In 1993 he and Rita ventured into the wild world of post-Communist Europe when they went to Latvia for a year to teach conversational English to university students as part of UWL’s Cooperative Teaching program. They made lifelong friends and forged an enduring connection between La Crosse and Latvia. John’s interest in Eastern Europe continued after his retirement as he journeyed to Poland and Ukraine as a marketing consultant to help with newly competitive businesses and schools there.
But travel was not just for work. As their three children began hop-scotching the world for their own jobs, John and Rita traveled to Europe, Asia and Africa to see the sites – and their growing crew of grandchildren. They also sampled plenty of exotic locales on their own – from Victoria Falls on Africa’s Zambezi River to misty Chiang Mai in the highlands of northern Thailand. More recently they made an annual trek with a group of area friends to the sunny beaches of Zihuatanejo, Mexico, each snowy February.
Closer to home they shared for years their deep knowledge and love of the Upper Mississippi, its people and culture by leading week-long Elderhostel tours up and down the river on the Julia Belle Swain steamboat. They learned as much as they taught as they recruited musicians, story-tellers, naturalists and other experts for the tours.

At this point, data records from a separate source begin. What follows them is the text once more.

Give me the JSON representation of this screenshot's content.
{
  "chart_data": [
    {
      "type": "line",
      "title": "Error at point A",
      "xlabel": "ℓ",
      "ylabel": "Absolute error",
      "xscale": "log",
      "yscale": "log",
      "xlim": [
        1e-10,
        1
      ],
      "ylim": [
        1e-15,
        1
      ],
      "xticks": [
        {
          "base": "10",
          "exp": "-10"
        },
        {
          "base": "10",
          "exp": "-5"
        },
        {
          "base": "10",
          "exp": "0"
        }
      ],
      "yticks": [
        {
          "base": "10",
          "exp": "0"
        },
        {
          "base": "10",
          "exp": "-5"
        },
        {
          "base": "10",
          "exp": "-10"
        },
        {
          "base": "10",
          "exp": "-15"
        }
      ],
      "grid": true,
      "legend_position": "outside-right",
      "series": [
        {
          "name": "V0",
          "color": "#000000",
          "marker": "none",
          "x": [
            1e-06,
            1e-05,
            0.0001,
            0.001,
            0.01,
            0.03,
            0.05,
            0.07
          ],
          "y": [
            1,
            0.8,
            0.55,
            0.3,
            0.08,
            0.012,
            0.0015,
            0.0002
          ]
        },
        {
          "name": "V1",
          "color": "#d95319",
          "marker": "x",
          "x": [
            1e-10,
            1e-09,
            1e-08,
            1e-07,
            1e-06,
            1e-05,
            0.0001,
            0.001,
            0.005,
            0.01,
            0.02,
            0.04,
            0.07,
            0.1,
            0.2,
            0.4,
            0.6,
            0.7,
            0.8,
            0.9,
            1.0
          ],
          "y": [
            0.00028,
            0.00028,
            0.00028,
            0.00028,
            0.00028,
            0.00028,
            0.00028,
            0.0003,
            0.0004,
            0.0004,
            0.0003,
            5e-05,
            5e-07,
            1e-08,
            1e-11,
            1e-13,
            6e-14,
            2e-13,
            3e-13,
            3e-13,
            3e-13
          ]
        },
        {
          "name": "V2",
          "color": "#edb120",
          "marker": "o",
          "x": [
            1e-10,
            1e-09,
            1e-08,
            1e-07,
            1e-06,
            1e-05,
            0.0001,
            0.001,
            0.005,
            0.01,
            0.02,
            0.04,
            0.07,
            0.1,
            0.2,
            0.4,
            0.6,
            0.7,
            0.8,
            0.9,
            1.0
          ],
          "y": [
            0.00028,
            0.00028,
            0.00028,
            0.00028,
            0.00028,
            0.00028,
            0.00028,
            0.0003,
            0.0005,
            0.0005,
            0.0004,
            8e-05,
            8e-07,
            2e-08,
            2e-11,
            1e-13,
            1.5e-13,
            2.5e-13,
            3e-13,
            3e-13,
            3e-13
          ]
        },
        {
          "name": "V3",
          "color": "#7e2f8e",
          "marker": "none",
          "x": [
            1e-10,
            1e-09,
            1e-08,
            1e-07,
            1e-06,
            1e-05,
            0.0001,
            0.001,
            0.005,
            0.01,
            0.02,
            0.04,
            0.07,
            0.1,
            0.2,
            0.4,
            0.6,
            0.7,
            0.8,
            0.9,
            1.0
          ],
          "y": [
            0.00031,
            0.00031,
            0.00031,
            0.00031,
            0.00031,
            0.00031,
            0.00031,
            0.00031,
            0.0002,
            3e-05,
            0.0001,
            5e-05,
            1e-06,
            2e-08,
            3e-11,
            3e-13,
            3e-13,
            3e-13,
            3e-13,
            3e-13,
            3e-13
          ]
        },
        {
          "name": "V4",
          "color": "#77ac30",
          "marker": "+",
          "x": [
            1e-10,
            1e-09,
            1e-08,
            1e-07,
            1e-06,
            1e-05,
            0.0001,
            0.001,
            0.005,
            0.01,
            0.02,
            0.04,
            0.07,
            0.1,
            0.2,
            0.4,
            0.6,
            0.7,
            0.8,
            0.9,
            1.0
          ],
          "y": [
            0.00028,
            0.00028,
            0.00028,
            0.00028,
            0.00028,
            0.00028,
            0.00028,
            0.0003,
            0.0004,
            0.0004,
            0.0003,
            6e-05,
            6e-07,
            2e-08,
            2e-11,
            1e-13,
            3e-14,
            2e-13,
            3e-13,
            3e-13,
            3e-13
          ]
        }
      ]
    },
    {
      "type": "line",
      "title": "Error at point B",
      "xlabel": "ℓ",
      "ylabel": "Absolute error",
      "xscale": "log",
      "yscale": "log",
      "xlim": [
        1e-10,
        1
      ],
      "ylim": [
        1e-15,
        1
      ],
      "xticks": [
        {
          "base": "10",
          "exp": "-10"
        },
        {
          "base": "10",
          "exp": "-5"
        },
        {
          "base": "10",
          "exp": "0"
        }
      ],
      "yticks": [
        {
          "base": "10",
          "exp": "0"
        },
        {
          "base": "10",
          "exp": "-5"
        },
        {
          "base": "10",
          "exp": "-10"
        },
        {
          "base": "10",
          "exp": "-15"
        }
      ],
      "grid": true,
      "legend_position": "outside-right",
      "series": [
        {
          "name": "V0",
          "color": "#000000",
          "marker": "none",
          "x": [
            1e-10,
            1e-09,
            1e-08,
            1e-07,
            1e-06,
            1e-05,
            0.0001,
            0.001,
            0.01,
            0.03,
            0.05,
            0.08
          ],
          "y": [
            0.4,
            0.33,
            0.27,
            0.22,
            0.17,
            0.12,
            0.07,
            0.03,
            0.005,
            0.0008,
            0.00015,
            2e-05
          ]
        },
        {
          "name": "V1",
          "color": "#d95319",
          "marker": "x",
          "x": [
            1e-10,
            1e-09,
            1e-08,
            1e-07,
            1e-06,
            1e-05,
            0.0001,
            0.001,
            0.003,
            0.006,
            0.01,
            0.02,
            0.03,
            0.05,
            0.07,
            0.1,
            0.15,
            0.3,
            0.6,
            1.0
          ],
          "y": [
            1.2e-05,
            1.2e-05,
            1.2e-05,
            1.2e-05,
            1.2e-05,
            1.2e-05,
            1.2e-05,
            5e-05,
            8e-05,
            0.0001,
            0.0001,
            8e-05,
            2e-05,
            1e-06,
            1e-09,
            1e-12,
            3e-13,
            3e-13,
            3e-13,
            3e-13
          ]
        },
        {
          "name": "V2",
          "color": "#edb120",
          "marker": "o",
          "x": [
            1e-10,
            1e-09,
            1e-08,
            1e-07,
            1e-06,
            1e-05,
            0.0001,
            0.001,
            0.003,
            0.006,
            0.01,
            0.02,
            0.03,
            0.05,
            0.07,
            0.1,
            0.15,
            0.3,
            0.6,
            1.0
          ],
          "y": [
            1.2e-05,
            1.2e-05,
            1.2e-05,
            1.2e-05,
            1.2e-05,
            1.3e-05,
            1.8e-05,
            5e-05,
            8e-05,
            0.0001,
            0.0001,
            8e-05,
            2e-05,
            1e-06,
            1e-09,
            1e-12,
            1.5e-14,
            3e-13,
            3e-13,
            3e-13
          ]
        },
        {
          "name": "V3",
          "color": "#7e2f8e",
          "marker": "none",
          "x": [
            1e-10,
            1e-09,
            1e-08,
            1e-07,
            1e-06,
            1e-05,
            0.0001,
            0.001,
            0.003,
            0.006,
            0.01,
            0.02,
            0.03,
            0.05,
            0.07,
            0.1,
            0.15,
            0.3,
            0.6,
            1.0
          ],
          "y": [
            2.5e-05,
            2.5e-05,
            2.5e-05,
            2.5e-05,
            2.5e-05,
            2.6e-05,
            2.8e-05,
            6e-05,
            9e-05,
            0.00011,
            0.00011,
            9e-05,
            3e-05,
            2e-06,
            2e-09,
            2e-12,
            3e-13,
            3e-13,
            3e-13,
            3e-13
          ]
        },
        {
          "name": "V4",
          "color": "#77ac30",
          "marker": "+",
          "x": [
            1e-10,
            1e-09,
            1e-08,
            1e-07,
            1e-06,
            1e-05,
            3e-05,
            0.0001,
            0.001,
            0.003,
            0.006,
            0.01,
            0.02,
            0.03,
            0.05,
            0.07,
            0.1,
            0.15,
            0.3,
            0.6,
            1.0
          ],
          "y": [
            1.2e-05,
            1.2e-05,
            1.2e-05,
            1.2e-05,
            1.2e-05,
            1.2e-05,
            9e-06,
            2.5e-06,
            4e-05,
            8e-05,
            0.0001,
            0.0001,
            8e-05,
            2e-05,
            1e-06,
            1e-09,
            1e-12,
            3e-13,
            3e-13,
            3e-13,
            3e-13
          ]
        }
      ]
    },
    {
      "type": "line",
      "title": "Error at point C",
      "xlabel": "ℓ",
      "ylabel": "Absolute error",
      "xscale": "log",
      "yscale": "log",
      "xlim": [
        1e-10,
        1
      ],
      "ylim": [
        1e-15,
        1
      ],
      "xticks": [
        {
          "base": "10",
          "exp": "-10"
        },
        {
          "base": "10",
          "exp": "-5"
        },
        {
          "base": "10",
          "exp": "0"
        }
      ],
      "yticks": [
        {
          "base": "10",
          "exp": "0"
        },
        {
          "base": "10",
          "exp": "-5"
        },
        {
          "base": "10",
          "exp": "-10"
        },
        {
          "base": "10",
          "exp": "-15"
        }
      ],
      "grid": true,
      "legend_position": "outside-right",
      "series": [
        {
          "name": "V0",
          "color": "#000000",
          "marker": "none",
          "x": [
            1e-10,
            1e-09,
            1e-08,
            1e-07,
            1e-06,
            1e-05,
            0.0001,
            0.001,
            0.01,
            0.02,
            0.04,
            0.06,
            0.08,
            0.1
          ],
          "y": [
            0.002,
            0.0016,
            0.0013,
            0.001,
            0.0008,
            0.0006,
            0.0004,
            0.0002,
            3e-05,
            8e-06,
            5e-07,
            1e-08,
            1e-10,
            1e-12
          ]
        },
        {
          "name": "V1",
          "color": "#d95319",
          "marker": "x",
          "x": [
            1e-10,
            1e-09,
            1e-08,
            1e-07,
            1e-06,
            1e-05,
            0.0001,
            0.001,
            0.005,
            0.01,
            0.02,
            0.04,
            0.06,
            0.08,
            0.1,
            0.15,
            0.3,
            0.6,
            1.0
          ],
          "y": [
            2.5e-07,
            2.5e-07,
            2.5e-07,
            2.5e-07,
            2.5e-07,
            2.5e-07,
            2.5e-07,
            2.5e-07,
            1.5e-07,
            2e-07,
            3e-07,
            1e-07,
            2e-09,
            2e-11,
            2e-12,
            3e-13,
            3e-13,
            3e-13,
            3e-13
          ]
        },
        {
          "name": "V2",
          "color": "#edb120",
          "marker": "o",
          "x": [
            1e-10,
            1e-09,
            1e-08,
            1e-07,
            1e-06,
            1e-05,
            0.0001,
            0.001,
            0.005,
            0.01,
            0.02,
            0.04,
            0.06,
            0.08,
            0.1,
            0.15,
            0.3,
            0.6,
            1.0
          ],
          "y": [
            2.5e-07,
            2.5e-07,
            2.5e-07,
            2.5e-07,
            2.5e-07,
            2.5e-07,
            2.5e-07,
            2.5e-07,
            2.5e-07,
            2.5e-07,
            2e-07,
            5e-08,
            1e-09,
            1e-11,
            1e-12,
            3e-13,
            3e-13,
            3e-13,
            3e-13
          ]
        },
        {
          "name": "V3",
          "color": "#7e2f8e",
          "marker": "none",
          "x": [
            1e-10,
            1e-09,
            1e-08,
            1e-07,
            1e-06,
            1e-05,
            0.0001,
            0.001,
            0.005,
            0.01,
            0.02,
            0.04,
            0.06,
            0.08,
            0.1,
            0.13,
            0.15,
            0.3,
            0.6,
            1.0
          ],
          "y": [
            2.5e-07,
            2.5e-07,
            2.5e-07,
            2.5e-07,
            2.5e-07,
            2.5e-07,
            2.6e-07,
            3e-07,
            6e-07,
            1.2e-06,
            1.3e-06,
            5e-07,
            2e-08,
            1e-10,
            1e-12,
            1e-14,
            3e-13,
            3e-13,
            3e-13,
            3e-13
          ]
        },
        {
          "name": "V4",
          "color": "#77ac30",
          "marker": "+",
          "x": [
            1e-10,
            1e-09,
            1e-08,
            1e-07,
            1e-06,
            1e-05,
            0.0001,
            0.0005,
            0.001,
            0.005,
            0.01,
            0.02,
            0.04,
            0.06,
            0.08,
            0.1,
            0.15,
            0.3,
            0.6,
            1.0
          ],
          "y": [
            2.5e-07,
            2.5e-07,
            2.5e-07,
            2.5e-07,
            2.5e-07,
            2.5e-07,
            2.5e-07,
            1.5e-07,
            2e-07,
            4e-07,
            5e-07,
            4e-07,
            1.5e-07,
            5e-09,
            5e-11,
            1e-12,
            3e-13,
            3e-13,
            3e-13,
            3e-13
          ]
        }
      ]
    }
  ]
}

John is survived by his wife of 58 years, Rita, sons John Jr. (Jennifer) and Jeff (Dawn Broussard), of Oak Park, Illinois; daughter Julie, of Decatur, Georgia; grandchildren Leah, Daniel, Luke, Jake, Tafesse and Meron.
In lieu of flowers, memorials in John’s name can be given to the UWL Foundation or the Gundersen Medical Foundation. Online condolences may be made at the Coulee Cremation Society at www.couleecremation.com.
There will be a celebration of life for John Jenks announced at a later date.